Who Wrote Shakespeare? Who Cares?

Not I, said the blogger.

Note, for clarity: I think Shakespeare wrote Shakespeare. I do care. I’m not entirely apathetic. My whole point to this post is that it seems that researching the authorship question has put a fog in front of the works themselves.

There are so many theoretical webs that have been spun over the past several years about who the REAL Shakespeare was. Shakespeare couldn’t have written the plays… he was uneducated, lower class, not well read, didn’t travel, didn’t know about this, that, or the other, blah, blah, blah. Because of all that it must’ve been The Earl of Oxford, or Queen Elizabeth, or Bacon, or a black Jewish woman!

I’ve often pondered what people’s fascinations with finding the “REAL Shakespeare” is. It has become a mystery story with infinite possibilities. The authorship question is a choose your own adventure story among researchers and authors. People are crazy about finding connections between people and possibilities of this and that. Are we searching for answers or are they trying to avoid something by raising different questions?

I’m merely asking questions; I don’t have the answers.
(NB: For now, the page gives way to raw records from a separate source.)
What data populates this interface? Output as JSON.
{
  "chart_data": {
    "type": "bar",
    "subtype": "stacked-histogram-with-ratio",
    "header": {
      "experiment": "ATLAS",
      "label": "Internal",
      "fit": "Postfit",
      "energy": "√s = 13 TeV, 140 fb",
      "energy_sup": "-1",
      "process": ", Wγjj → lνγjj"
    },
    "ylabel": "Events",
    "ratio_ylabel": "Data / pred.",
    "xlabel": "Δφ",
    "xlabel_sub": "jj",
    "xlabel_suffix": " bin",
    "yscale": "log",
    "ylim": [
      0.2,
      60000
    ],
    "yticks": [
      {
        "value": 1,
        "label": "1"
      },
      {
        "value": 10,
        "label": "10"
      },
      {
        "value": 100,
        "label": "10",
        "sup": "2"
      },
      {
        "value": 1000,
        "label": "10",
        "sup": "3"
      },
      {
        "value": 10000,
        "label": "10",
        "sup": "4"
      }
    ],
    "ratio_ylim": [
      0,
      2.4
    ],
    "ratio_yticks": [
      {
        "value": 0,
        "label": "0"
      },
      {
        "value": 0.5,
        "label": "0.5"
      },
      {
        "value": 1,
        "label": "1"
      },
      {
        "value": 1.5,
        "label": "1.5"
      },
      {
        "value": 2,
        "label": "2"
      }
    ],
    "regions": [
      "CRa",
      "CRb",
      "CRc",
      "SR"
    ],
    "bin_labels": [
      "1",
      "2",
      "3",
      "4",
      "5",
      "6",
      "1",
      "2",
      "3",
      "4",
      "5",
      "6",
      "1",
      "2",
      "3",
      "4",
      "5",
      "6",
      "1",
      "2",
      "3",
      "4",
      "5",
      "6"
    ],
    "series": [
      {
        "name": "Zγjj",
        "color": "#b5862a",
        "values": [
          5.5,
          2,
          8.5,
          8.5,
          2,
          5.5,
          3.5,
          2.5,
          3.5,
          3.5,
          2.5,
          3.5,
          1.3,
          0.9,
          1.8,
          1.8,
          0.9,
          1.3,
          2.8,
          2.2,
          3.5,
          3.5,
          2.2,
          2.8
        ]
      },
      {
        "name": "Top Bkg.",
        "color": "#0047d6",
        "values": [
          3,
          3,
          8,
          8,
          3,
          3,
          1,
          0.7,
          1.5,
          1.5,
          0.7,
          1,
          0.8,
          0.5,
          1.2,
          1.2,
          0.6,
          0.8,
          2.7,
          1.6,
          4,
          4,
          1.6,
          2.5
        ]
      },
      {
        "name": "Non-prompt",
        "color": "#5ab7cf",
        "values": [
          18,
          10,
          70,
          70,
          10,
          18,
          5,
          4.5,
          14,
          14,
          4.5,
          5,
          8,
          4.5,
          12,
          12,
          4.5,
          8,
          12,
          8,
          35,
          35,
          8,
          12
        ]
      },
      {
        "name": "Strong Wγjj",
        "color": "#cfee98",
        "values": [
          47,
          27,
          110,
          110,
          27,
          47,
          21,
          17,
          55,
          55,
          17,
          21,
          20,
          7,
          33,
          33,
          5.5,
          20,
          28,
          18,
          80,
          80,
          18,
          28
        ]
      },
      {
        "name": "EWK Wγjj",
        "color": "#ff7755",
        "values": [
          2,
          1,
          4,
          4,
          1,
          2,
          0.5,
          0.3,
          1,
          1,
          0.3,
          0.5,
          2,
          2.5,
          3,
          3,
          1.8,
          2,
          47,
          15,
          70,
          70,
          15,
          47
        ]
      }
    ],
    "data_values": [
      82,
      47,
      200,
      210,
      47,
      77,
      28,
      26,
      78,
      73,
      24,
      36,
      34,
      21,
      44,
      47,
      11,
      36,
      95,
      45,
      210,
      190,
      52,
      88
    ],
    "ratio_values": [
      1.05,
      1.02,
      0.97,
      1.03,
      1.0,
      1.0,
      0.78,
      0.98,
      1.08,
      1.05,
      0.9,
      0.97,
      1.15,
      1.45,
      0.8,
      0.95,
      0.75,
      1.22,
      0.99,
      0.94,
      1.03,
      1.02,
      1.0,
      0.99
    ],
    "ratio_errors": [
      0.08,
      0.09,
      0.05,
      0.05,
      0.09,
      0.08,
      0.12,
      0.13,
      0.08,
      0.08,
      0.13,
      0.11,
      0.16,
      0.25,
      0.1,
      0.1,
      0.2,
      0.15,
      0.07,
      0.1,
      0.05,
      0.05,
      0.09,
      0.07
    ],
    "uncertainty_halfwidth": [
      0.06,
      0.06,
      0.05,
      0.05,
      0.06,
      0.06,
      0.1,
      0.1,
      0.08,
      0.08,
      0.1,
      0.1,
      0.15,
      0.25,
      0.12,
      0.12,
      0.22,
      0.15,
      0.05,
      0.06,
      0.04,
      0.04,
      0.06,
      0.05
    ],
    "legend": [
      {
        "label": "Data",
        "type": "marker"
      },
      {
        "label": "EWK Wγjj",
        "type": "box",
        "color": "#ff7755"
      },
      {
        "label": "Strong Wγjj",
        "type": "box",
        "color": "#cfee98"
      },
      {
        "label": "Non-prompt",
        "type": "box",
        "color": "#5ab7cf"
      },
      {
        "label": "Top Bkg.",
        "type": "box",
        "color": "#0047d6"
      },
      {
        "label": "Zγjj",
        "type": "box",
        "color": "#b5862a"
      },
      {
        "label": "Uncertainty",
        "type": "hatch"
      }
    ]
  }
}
Does all this talk about who wrote Shakespeare’s plays detract in anyway from the works themselves? You decide. I personally am not wholly concerned with who wrote them… they good! If several monkeys with quill and inkwell scribbled out this wonderful poetry, so be it. It’s great theatre and that’s what matters to me. If Arthur Miller didn’t write his plays, shame on him for lying, but they plays are still amazing. Who can argue with quality art? The fact is that we know so little about Shakespeare’s life that it’s not possible for us to say for sure what he could or couldn’t do, what knew and didn’t know, where he went and where he didn’t go.

Maybe the authorship debate is in some way an attempt to knock Mr. Shakespeare off the high pedestal he’s been on for a few centuries. “Shakespeare’s overrated, and no one remembers Oxford. Time to change that!” Maybe. Could it be that a student long ago didn’t want to study Shakespeare’s plays because he was bored and happened to draw some connections between the works and some other person alive at the time? “Now nobody will read the plays, they’ll only read my book on who wrote them! MUAHAHAHA!!!”

I exaggerate. But if Shakespeare didn’t write the plays… so what? That’s all I want to know. People make it such a big issue, but what does it change? I actually enjoy hearing all the crazy stories that people make up on this subject. That’s entertainment! So I’ll continue to let the history detectives do their work. I’ll also continue to read, perform, study, blog about, and enjoy the works by the artist currently known as Shakespeare.